Lawrence contends that there was insufficient evidence to support the conviction for growing marijuana, and that without the drug conviction he could not have been convicted of using a firearm during and in relation to a drug offense. But it was only with respect to the firearm charge that Lawrence moved for acquittal at the close of the government's case; he did not move for acquittal on the drug manufacturing charge. Where a defendant fails to move for acquittal at the close of all evidence, he waives any objection to the sufficiency of the evidence. United States v. Williams, 940 F.2d 176, 180 (6th Cir.), cert. denied, 116 L. Ed. 2d 757 (1991). Even if there had been no waiver, moreover, we would have been constrained to reject the insufficient evidence claim. There were marijuana plants growing in Lawrence's attic, kitchen, and back yard, after all, and the attic was equipped with grow lights, electric timers and plant food. A reasonable jury could surely conclude beyond a reasonable doubt, as the jury in this case did, that Lawrence was engaged in growing marijuana.

31

Lawrence contends that the district court erred by not allowing him to talk about acceptance of responsibility without promising that his words could not be used against him. He relies, in this connection, on United States v. Perry, 788 F.2d 100 (3d Cir.), cert. denied, 479 U.S. 864 (1986). His reliance on Perry is misplaced.

32

The defendant in Perry, was subjected to the possibility of pretrial detention pursuant to 18 U.S.C. § 3142(e). Under the facts of that case, the statute shifted the burden of production to the defendant to show that he was not a danger to the community. The court concluded that where the statute shifted the burden of production to the defendant to avoid pretrial detention, the Fifth Amendment right not to be deprived of liberty without due process came into conflict with the right against self-incrimination. Because the Supreme Court has "long recognized that the courts may prevent the use at trial of testimony by a defendant that was necessary for the vindication of a constitutional right," the court of appeals held that the defendant's pretrial testimony should be immunized from use at trial. Id. at 115-116.

33

In the present case, by contrast, the several clauses of the Fifth Amendment are not in conflict.

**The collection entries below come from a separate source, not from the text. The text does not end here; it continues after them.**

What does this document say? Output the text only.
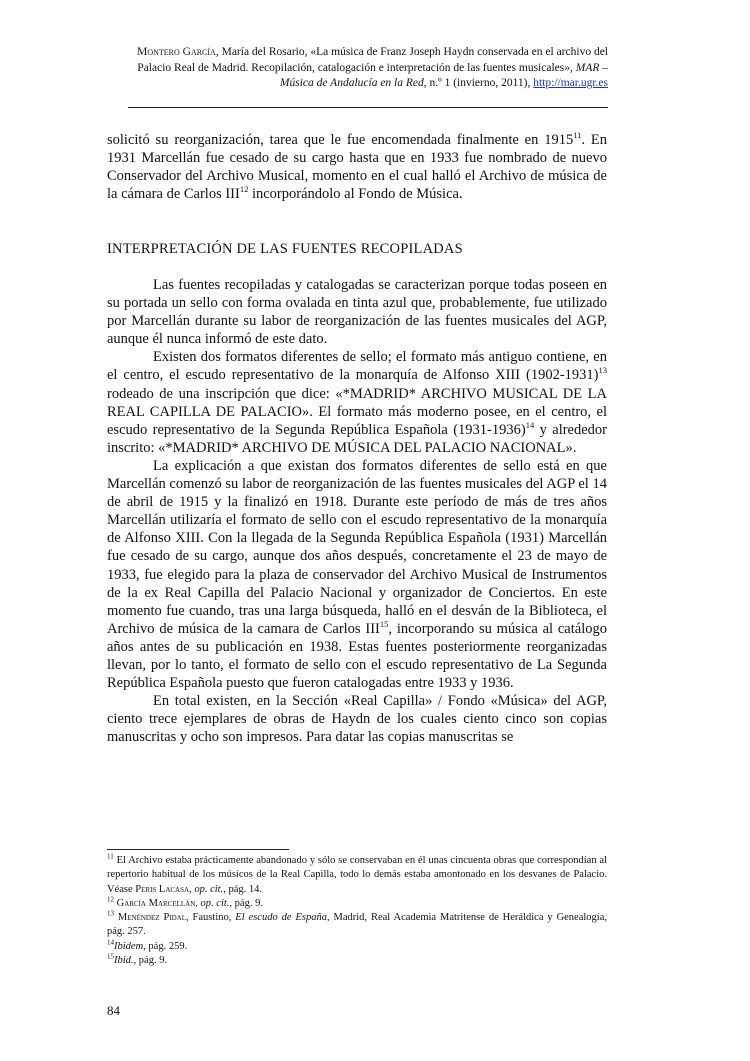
Montero García, María del Rosario, «La música de Franz Joseph Haydn conservada en el archivo del Palacio Real de Madrid. Recopilación, catalogación e interpretación de las fuentes musicales», MAR – Música de Andalucía en la Red, n.º 1 (invierno, 2011), http://mar.ugr.es

solicitó su reorganización, tarea que le fue encomendada finalmente en 1915$^{11}$. En 1931 Marcellán fue cesado de su cargo hasta que en 1933 fue nombrado de nuevo Conservador del Archivo Musical, momento en el cual halló el Archivo de música de la cámara de Carlos III$^{12}$ incorporándolo al Fondo de Música.

INTERPRETACIÓN DE LAS FUENTES RECOPILADAS

Las fuentes recopiladas y catalogadas se caracterizan porque todas poseen en su portada un sello con forma ovalada en tinta azul que, probablemente, fue utilizado por Marcellán durante su labor de reorganización de las fuentes musicales del AGP, aunque él nunca informó de este dato.

Existen dos formatos diferentes de sello; el formato más antiguo contiene, en el centro, el escudo representativo de la monarquía de Alfonso XIII (1902-1931)$^{13}$ rodeado de una inscripción que dice: «*MADRID* ARCHIVO MUSICAL DE LA REAL CAPILLA DE PALACIO». El formato más moderno posee, en el centro, el escudo representativo de la Segunda República Española (1931-1936)$^{14}$ y alrededor inscrito: «*MADRID* ARCHIVO DE MÚSICA DEL PALACIO NACIONAL».

La explicación a que existan dos formatos diferentes de sello está en que Marcellán comenzó su labor de reorganización de las fuentes musicales del AGP el 14 de abril de 1915 y la finalizó en 1918. Durante este período de más de tres años Marcellán utilizaría el formato de sello con el escudo representativo de la monarquía de Alfonso XIII. Con la llegada de la Segunda República Española (1931) Marcellán fue cesado de su cargo, aunque dos años después, concretamente el 23 de mayo de 1933, fue elegido para la plaza de conservador del Archivo Musical de Instrumentos de la ex Real Capilla del Palacio Nacional y organizador de Conciertos. En este momento fue cuando, tras una larga búsqueda, halló en el desván de la Biblioteca, el Archivo de música de la camara de Carlos III$^{15}$, incorporando su música al catálogo años antes de su publicación en 1938. Estas fuentes posteriormente reorganizadas llevan, por lo tanto, el formato de sello con el escudo representativo de La Segunda República Española puesto que fueron catalogadas entre 1933 y 1936.

En total existen, en la Sección «Real Capilla» / Fondo «Música» del AGP, ciento trece ejemplares de obras de Haydn de los cuales ciento cinco son copias manuscritas y ocho son impresos. Para datar las copias manuscritas se

$^{11}$ El Archivo estaba prácticamente abandonado y sólo se conservaban en él unas cincuenta obras que correspondían al repertorio habitual de los músicos de la Real Capilla, todo lo demás estaba amontonado en los desvanes de Palacio. Véase Peris Lacasa, op. cit., pág. 14.

$^{12}$ García Marcellán, op. cit., pág. 9.

$^{13}$ Menéndez Pidal, Faustino, El escudo de España, Madrid, Real Academia Matritense de Heráldica y Genealogía, pág. 257.

$^{14}$Ibidem, pág. 259.

$^{15}$Ibid., pág. 9.

84
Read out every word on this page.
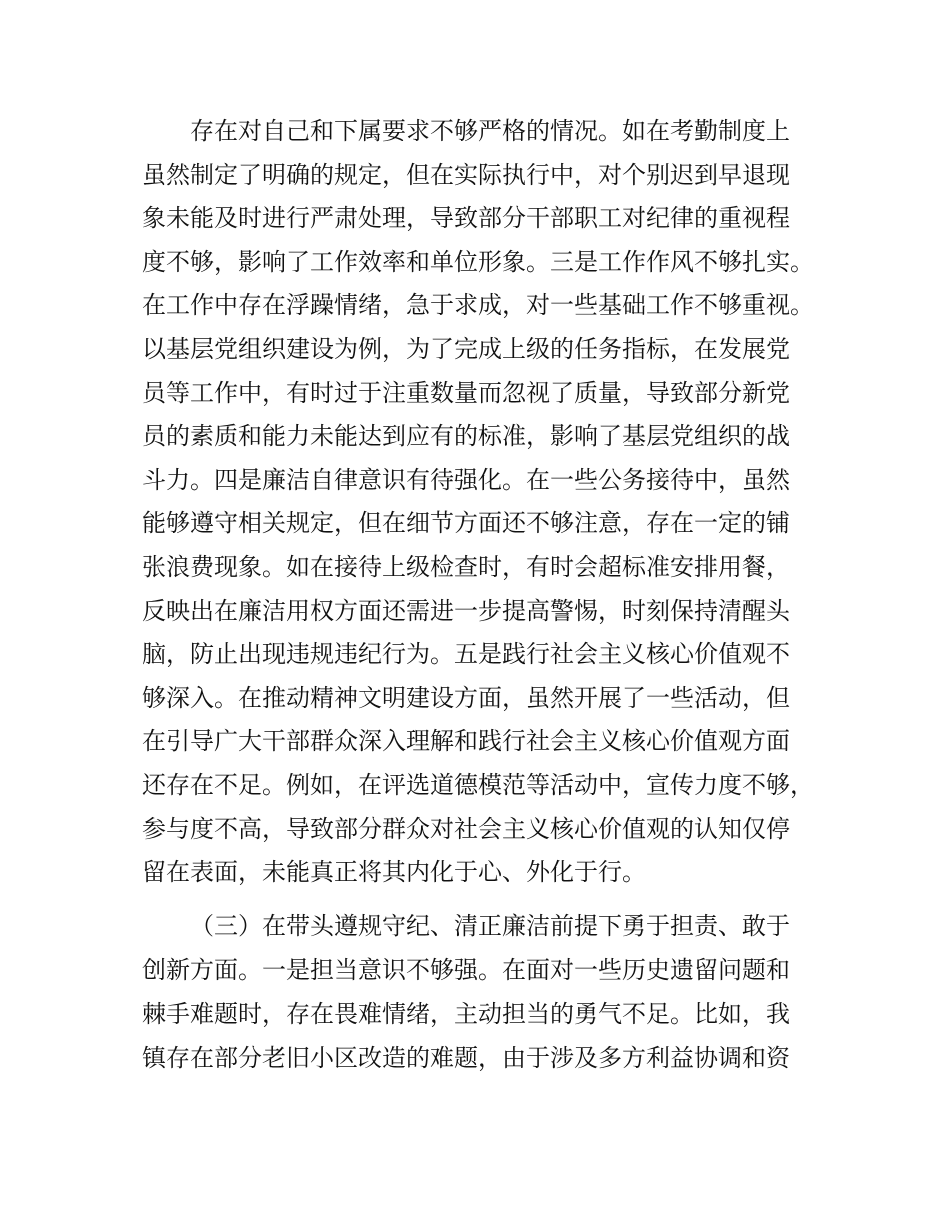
存在对自己和下属要求不够严格的情况。如在考勤制度上
虽然制定了明确的规定，但在实际执行中，对个别迟到早退现
象未能及时进行严肃处理，导致部分干部职工对纪律的重视程
度不够，影响了工作效率和单位形象。三是工作作风不够扎实。
在工作中存在浮躁情绪，急于求成，对一些基础工作不够重视。
以基层党组织建设为例，为了完成上级的任务指标，在发展党
员等工作中，有时过于注重数量而忽视了质量，导致部分新党
员的素质和能力未能达到应有的标准，影响了基层党组织的战
斗力。四是廉洁自律意识有待强化。在一些公务接待中，虽然
能够遵守相关规定，但在细节方面还不够注意，存在一定的铺
张浪费现象。如在接待上级检查时，有时会超标准安排用餐，
反映出在廉洁用权方面还需进一步提高警惕，时刻保持清醒头
脑，防止出现违规违纪行为。五是践行社会主义核心价值观不
够深入。在推动精神文明建设方面，虽然开展了一些活动，但
在引导广大干部群众深入理解和践行社会主义核心价值观方面
还存在不足。例如，在评选道德模范等活动中，宣传力度不够，
参与度不高，导致部分群众对社会主义核心价值观的认知仅停
留在表面，未能真正将其内化于心、外化于行。
（三）在带头遵规守纪、清正廉洁前提下勇于担责、敢于
创新方面。一是担当意识不够强。在面对一些历史遗留问题和
棘手难题时，存在畏难情绪，主动担当的勇气不足。比如，我
镇存在部分老旧小区改造的难题，由于涉及多方利益协调和资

Lawrence's Fifth Amendment right not to be deprived of liberty without due process was in no way affected by the district court's refusal to immunize his statements to a probation officer. Lawrence was convicted by due process of law; he does not have the right to liberty after conviction that the Perry defendant had before conviction. Because Lawrence's statements to the probation officer were not required to vindicate a constitutional right, there is no reason under the Fifth Amendment why his statements should have been immunized.

34

Finally, Lawrence contends that the district court erred at sentencing by refusing to grant a two-level reduction in offense level for acceptance of responsibility. Lawrence offered to plead guilty to the drug count. The government, apparently concluding that this was a case it could not lose, was not interested in plea bargaining on the drug count. Lawrence chose to put the government to its proof on the firearm count, and he lost. Even if he had pleaded guilty to both counts, it would have been within the discretion of the district court to deny him the reduction. We see no abuse of that discretion here.

35

The conviction and sentence are AFFIRMED.